If you’re looking to supercharge your credit, you might’ve come across the idea of being added as an authorized user to someone else’s credit card.

Before you do so, there are some things to consider with being added to a person’s card (or when thinking about adding someone to your account).

What’s an authorized user?

If you’re an authorized user of a credit card, it means the account owner gave the thumbs up to your financial institution to let you use the card. When you swipe that plastic, purchases you make go through like any other transaction, but the authorized user isn’t on the hook to pay; that responsibility stays with the person who actually owns the account.

This sounds like a pretty sweet deal for the authorized user, but there are potential drawbacks for the authorized user, as well as for the account holder.

Let’s talk about being an authorized user and how it relates to your credit score

If you don’t have credit history, getting started on building one can be tricky. That’s because to have good credit history and the good rates that go with it, you need to be offered credit. And to be offered credit – like a loan or a credit card – you need good credit history.

Frustrating, we know! But there might be a workaround.

As an authorized user, there’s a chance your name might show up on the credit report because some financial institutions may (or may not) list authorized users when reporting to the credit bureaus. If your name isn’t on those reports, then the credit history associated with that account won’t be helping you build your own credit history.

Credit score impact: zero for the authorized user, assuming that their name isn’t included on any credit reporting.

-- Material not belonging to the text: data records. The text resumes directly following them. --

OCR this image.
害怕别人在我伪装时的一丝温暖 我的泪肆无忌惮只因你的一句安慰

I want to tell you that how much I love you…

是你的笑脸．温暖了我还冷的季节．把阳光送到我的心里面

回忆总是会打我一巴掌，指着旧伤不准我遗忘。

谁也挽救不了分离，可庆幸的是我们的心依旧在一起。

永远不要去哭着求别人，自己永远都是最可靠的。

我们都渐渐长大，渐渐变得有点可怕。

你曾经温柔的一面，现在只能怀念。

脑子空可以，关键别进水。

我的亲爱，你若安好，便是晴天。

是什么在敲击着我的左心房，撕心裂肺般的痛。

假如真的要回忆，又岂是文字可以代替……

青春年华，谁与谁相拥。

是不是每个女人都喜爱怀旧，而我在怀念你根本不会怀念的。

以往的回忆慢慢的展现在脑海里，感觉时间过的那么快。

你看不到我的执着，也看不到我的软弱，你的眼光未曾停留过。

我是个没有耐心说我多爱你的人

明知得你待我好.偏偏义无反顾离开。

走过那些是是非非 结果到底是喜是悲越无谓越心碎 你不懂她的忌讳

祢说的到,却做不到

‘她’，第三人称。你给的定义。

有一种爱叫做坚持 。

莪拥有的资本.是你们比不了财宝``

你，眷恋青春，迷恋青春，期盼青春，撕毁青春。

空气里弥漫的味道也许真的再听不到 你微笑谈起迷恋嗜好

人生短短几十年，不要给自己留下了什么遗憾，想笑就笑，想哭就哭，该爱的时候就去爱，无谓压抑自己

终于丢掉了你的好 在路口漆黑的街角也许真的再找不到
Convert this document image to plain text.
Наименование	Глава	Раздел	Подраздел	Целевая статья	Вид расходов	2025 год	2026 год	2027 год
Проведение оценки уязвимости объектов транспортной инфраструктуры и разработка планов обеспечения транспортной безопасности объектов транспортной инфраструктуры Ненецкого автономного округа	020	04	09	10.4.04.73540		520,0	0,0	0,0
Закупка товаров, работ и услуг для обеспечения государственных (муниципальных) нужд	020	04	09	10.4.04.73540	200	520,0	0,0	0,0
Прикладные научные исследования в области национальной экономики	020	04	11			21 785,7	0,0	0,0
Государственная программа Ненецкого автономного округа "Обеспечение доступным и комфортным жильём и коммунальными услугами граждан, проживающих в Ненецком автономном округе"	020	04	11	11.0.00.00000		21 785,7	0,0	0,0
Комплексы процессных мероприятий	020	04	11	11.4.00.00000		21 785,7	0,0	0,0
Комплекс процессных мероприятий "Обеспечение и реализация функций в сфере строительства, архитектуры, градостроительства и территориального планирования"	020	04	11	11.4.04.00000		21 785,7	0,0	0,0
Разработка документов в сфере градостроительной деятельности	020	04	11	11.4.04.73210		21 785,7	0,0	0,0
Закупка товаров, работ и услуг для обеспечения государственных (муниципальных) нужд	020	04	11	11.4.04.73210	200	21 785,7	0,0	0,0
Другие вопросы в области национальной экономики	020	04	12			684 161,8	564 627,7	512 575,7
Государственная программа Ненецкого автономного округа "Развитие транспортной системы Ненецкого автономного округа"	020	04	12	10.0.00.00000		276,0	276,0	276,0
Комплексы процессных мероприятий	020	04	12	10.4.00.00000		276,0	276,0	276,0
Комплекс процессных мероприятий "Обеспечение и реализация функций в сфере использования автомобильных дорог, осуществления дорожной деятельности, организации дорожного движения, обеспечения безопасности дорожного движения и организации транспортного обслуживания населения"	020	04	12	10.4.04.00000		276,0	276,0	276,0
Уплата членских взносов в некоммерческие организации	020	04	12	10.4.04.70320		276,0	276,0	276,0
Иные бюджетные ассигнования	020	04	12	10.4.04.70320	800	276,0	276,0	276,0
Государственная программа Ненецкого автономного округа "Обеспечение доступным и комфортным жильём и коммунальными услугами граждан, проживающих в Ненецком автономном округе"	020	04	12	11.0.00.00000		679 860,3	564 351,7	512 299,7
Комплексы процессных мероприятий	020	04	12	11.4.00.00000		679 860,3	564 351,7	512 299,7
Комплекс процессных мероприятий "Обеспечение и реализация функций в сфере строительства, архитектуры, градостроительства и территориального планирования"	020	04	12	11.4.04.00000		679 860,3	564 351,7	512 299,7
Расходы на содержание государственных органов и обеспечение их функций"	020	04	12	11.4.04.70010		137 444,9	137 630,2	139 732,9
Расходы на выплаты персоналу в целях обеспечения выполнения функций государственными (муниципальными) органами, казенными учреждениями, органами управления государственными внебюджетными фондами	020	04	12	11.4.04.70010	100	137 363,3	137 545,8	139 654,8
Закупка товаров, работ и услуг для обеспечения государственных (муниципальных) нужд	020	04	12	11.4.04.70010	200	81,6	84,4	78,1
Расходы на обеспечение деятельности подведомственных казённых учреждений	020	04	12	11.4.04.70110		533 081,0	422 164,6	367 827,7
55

Another reason being an authorized user may not be beneficial is linked to the credit history of the person adding you to their account. While it might seem like a relief if the credit card company includes authorized users in their credit bureau reports, there’s a catch. If the account holder has poor credit history, your name will be on that report, which could potentially impact your credit score.

Credit score impact: potentially negative for the authorized user, depending on the creditworthiness of the account holder.

An account holder may not want to add an authorized user

Adding an authorized user to their credit card account might not be a viable option for some account holders, even if you’re fairly close to them. There are a couple of reasons why they might be hesitant:

  • Taking you on as an authorized user might increase their credit utilization ratio, which is a big factor when it comes to maintaining a good credit score. A low ratio of credit usage is recommended, generally below 30%. If you become an additional user, your usage of the credit, however responsible, could push the account holder closer to or even over this limit, resulting in potential damage to their score.[i]
  • You don’t have to pay for your purchases, but they do. All of them. You may have the best of intentions of paying the account holder back, but the account holder remains on the hook for the debt. This creates a potential financial burden on them that they might not be comfortable with.

Alternatives to being an authorized user: joint accounts and secured credit cards

Creditors want to know that you are financially responsible, meaning you’ll pay them and pay them on time. Two ways you can show your responsibility and build up your credit reputation: being a joint account holder on a credit card account, or getting a secured credit card.

More on your options:

When you’re a joint account holder, you can enjoy all the benefits of being an authorized user while building your own credit history. However, keep in mind that you share an equal obligation to pay the credit card bills, regardless of who made the purchases.

This situation works out great when things are going smoothly and payments are made on time with no maxing out the credit limit. But if things slip up, it could mean bad news for both your credit score and the other account holder’s.

Credit score impact: could help or hurt both people on the account, depending on how joint holders manage the account.

Secured credit cards may look like a pay-as-you-go deal because a deposit is often required before you are issued a credit card, but it’s a bit more nuanced than that. The deposit money, which is usually equal to your credit limit on the card, is a security deposit that is held by the credit card company in the event you aren’t able to keep up with your payments.

A benefit here is that it’s just you, which means there is no one else on the account that could bring you down by not paying the bill. Another is that the deposit is usually refunded to you once you’ve shown your financial institution responsible usage and eventually get upgraded to an unsecured, regular credit card. Not sure about the deposit? Check out the card’s terms and conditions.

Credit score impact: could go either way in helping or hurting your credit score, depending on how you stay on top of payments and manage your credit usage.